Liu further points out that internationalisation of the renminbi must give consideration to the development and changes of digital currencies, with key factors including:

  1. The breadth and depth of renminbi internationalisation. “The extent must be further strengthened, and requires integration with a digitisation mentality.”
  2. Fintech will cause definite disruptions to renminbi internationalisation, and will both “overturn” and “create.”
  3. Renminbi internationalisation must advance via a sequence of successively replacing targets. “While making dynamic adjustments to internationalisation targets, efforts must be made along the two vectors of sovereign currency and digital currency.”
  4. Employing the key role of the establishment of Shanghai as an international financial centre in driving internationalisation of the renminbi.
  5. The cultivation and attraction of participants in a diversified market and a multi-tier capital market are the “guarantor of renminbi diversification.”
  6. The international monetary system needs an international coordinating mechanism for monetary regulation, for this reason “the simultaneous advance of regtech is indispensable.”

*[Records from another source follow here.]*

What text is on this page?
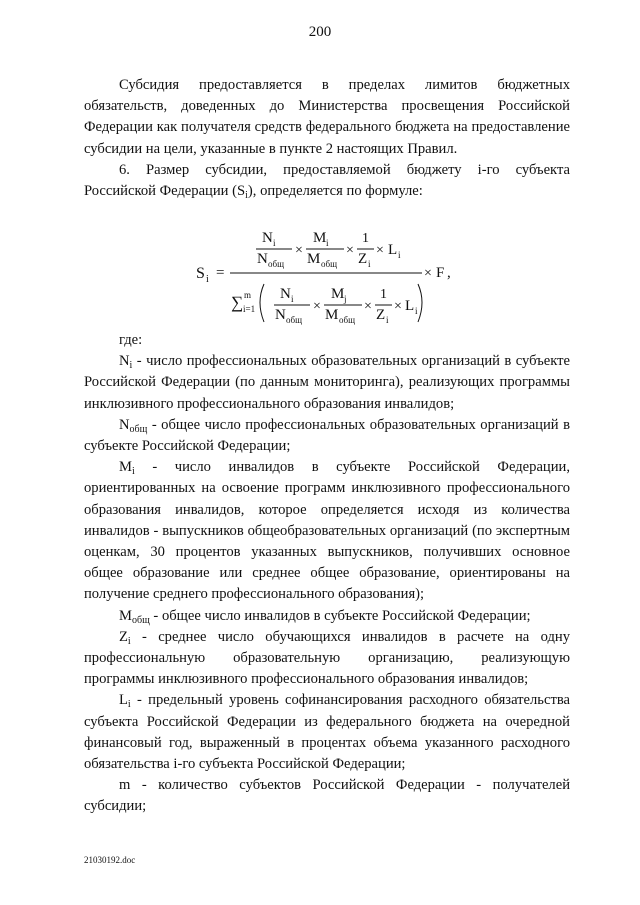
200

Субсидия предоставляется в пределах лимитов бюджетных обязательств, доведенных до Министерства просвещения Российской Федерации как получателя средств федерального бюджета на предоставление субсидии на цели, указанные в пункте 2 настоящих Правил.

6. Размер субсидии, предоставляемой бюджету i-го субъекта Российской Федерации $(S_i)$, определяется по формуле:

S i =
N i
N общ
×
M i
M общ
×
1
Z i
× L i
× F ,
∑ m
i=1
N i
N общ
×
M j
M общ
×
1
Z i
× L i

где:

$N_i$ - число профессиональных образовательных организаций в субъекте Российской Федерации (по данным мониторинга), реализующих программы инклюзивного профессионального образования инвалидов;

$N_{общ}$ - общее число профессиональных образовательных организаций в субъекте Российской Федерации;

$M_i$ - число инвалидов в субъекте Российской Федерации, ориентированных на освоение программ инклюзивного профессионального образования инвалидов, которое определяется исходя из количества инвалидов - выпускников общеобразовательных организаций (по экспертным оценкам, 30 процентов указанных выпускников, получивших основное общее образование или среднее общее образование, ориентированы на получение среднего профессионального образования);

$M_{общ}$ - общее число инвалидов в субъекте Российской Федерации;

$Z_i$ - среднее число обучающихся инвалидов в расчете на одну профессиональную образовательную организацию, реализующую программы инклюзивного профессионального образования инвалидов;

$L_i$ - предельный уровень софинансирования расходного обязательства субъекта Российской Федерации из федерального бюджета на очередной финансовый год, выраженный в процентах объема указанного расходного обязательства i-го субъекта Российской Федерации;

m - количество субъектов Российской Федерации - получателей субсидии;

21030192.doc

A senior official from the China Securities Regulatory Commission (CSRC) recently highlighted the need for further internationalisation of the renminbi, due to concerns over the potential for the US to apply sanctions upon China akin to those in force against Russia.

The People’s Bank of China (PBOC) is currently conducting tests of its Central Bank Digital Currency (CBDC) after first commencing research on the project in 2014. Domestic analysts have speculated on a broader roll out by as soon as the end of this year.

Shanghai-based fintech expert Rich Turrin said to China Banking News that a CBDC is likely to expedite internationalisation of the renminbi by permitting Beijing to deploy a more gradual and nuanced opening of China’s capital account.